La depressione post-parto è un tema tabù. Si ritiene sempre che le madri siano obbligate a essere felici. Quando pesa il giudizio degli altri?
“Moltissimo. Oltre al senso di colpa che si prova dentro di sé, ci sono le frasi infelici e gli sguardi di chi ti sta attorno a peggiorare le cose. I depressi non piacciono a nessuno perché non emanano luce. Quando iniziai ad assumere psicofarmaci, le amiche mi dicevano che mi sarei instupidita. Una volta, guardando la carrozzina, una persona rivolgendosi a mia figlia disse che io non la volevo. Mi sentii anche chiedere se volessi farle del male. Ma qualcuno ti deve dare una mano: mio marito ha avuto un ruolo fondamentale, non mi ha mai detto basta. La crisi c’è stata e la stiamo recuperando ora ma il suo aiuto è stato fondamentale.

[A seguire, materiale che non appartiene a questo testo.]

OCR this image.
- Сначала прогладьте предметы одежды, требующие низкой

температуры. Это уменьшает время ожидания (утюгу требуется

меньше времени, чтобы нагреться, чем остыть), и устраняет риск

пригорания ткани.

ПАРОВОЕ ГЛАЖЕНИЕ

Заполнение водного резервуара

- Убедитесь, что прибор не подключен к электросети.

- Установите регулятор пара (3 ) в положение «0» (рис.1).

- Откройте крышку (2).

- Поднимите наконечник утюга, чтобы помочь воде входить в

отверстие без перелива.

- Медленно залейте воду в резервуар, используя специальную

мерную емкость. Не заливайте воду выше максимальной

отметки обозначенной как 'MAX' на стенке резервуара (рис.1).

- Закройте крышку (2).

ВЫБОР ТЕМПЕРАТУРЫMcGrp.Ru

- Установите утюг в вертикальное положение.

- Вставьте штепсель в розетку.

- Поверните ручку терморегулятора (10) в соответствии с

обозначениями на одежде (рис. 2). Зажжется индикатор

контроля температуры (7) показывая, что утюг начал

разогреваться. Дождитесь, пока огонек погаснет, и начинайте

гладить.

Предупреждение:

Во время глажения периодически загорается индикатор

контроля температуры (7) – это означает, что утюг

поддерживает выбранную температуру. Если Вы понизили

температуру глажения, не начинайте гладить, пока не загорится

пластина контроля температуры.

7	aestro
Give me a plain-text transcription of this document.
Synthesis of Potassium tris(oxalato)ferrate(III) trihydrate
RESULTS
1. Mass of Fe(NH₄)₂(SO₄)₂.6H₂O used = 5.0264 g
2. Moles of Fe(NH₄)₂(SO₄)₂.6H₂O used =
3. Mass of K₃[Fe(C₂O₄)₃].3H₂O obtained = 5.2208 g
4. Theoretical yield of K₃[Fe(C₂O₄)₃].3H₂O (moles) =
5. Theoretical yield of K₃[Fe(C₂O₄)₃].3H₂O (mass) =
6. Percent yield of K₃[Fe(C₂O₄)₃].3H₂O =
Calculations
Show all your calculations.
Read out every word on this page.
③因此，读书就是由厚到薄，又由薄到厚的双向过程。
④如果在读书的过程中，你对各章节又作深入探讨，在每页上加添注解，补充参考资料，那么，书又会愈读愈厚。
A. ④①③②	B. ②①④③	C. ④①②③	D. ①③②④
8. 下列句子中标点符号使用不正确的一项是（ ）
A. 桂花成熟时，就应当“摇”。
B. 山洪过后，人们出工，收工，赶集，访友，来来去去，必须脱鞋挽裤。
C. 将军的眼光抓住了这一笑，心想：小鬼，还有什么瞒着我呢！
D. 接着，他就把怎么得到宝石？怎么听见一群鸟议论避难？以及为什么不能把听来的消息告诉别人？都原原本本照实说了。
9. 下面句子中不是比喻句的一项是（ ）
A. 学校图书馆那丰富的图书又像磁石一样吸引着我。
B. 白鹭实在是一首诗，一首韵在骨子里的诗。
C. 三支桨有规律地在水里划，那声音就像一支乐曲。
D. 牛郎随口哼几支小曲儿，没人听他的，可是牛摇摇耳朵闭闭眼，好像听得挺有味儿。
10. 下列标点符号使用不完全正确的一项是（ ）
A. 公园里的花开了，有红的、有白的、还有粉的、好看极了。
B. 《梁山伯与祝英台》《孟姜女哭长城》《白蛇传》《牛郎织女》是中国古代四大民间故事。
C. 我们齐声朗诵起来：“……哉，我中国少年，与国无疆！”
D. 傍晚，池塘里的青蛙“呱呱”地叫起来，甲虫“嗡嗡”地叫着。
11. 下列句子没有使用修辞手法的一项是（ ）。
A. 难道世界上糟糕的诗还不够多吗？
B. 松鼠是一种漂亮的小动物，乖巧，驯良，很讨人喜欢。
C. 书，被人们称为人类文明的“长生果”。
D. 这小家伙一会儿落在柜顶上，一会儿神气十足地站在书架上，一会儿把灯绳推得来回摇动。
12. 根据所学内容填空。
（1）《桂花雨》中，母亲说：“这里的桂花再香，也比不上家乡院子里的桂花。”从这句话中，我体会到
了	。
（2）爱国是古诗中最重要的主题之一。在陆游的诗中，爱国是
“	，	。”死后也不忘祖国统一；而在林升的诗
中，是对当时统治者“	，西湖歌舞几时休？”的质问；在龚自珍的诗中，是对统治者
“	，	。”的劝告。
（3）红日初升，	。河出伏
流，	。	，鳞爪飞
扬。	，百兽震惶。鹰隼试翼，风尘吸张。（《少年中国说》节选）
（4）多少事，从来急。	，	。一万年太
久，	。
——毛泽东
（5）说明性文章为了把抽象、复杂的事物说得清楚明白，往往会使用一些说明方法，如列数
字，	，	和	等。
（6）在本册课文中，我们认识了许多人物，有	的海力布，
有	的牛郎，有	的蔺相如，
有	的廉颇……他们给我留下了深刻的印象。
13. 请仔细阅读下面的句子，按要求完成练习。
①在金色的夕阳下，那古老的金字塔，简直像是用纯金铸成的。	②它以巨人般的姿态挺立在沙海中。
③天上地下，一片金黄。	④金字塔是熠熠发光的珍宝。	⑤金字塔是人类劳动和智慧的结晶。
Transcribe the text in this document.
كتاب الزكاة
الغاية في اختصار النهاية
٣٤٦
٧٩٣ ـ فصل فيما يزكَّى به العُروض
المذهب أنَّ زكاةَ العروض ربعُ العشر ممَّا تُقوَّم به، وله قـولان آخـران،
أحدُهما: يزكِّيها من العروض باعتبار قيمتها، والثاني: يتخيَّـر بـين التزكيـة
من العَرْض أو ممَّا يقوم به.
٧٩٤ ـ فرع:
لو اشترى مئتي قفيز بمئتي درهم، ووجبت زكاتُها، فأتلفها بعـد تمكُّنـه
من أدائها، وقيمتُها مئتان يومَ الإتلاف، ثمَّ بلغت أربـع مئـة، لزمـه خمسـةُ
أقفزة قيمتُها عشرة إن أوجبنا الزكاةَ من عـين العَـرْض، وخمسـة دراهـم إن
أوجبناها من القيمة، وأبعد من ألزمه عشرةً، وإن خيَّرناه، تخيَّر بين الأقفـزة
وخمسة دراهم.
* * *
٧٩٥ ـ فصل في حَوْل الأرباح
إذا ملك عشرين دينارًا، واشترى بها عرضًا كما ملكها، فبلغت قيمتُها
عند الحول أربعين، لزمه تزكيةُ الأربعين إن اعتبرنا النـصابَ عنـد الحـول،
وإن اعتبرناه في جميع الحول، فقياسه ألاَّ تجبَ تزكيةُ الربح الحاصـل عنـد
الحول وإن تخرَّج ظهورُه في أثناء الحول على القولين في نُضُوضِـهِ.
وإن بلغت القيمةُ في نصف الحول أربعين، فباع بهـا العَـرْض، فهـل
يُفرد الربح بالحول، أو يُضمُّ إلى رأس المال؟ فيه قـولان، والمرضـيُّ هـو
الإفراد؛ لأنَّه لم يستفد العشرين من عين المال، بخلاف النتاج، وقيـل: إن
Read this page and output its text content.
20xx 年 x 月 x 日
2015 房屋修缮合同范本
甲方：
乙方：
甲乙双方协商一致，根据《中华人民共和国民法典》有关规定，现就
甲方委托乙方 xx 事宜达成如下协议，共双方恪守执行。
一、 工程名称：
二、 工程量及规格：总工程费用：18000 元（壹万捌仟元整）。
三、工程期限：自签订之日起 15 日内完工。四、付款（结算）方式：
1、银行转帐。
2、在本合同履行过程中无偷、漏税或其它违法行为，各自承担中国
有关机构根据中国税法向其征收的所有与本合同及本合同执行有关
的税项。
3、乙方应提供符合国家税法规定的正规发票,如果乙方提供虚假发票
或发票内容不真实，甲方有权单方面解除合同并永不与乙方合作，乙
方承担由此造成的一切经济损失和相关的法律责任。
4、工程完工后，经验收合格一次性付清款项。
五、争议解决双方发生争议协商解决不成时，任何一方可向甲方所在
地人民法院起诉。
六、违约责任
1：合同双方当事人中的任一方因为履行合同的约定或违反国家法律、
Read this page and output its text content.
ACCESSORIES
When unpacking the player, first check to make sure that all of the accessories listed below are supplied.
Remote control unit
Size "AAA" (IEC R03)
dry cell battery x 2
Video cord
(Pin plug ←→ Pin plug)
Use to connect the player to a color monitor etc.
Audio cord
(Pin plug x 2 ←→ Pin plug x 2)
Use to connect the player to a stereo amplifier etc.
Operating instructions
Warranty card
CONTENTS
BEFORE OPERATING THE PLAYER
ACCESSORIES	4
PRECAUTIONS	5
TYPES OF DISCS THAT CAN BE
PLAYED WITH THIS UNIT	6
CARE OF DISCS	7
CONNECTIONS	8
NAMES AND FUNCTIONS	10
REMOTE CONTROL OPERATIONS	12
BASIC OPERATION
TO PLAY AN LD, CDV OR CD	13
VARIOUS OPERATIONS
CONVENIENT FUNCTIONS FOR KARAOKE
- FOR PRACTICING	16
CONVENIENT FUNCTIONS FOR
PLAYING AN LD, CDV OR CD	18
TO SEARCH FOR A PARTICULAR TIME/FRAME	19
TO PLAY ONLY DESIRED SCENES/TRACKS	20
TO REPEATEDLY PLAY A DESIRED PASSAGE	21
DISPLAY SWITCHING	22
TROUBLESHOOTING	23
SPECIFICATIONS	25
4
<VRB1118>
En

Così come sono stati utili la psicoterapia e i medicinali: ho capito da sola quando è arrivato il momento di non assumerli più”.
A distanza di tempo, ci si dà delle spiegazioni sui motivi di tutto questo?
“Nel mio caso c’è stato sicuramente il problema di elaborare il lutto per aver perso la mia vita precedente: dopo così tanti anni dalla nascita della mia prima figlia, non accettavo di dover rinunciare alla mia libertà e alla mia autonomia, mi sentivo destabilizzata. Anche la mia infanzia infelice ha avuto di certo un peso. La depressione, in questo senso, è servita a mettere a posto delle cose rimaste in sospeso. Oggi la vedo come un dono”.
Un lavoro da fare con se stesse, dunque: è facile capirlo?
“No, per questo dico sempre di usare il mio libro come una mappa per capire chi può aiutare le mamme e come. Ho preso in mano la mia sofferenza e l’ho messa a disposizione delle altre proprio per questo”.
Scrivere è servito anche come terapia?
“Sì, ho iniziato grazie alla mia psicoterapeuta che un giorno mi suggerì di tenere un diario dell’ansia: scrivere mi svuotava. La dottoressa mi consigliò anche di dare un volto al mio male: io lo immaginai come una donna cattiva, molto appariscente e beffarda, che entrava e usciva dalla mia vita. Per combattere qualcosa che sentiamo come una presenza invadente dentro di noi, è importantissimo raffigurarselo”.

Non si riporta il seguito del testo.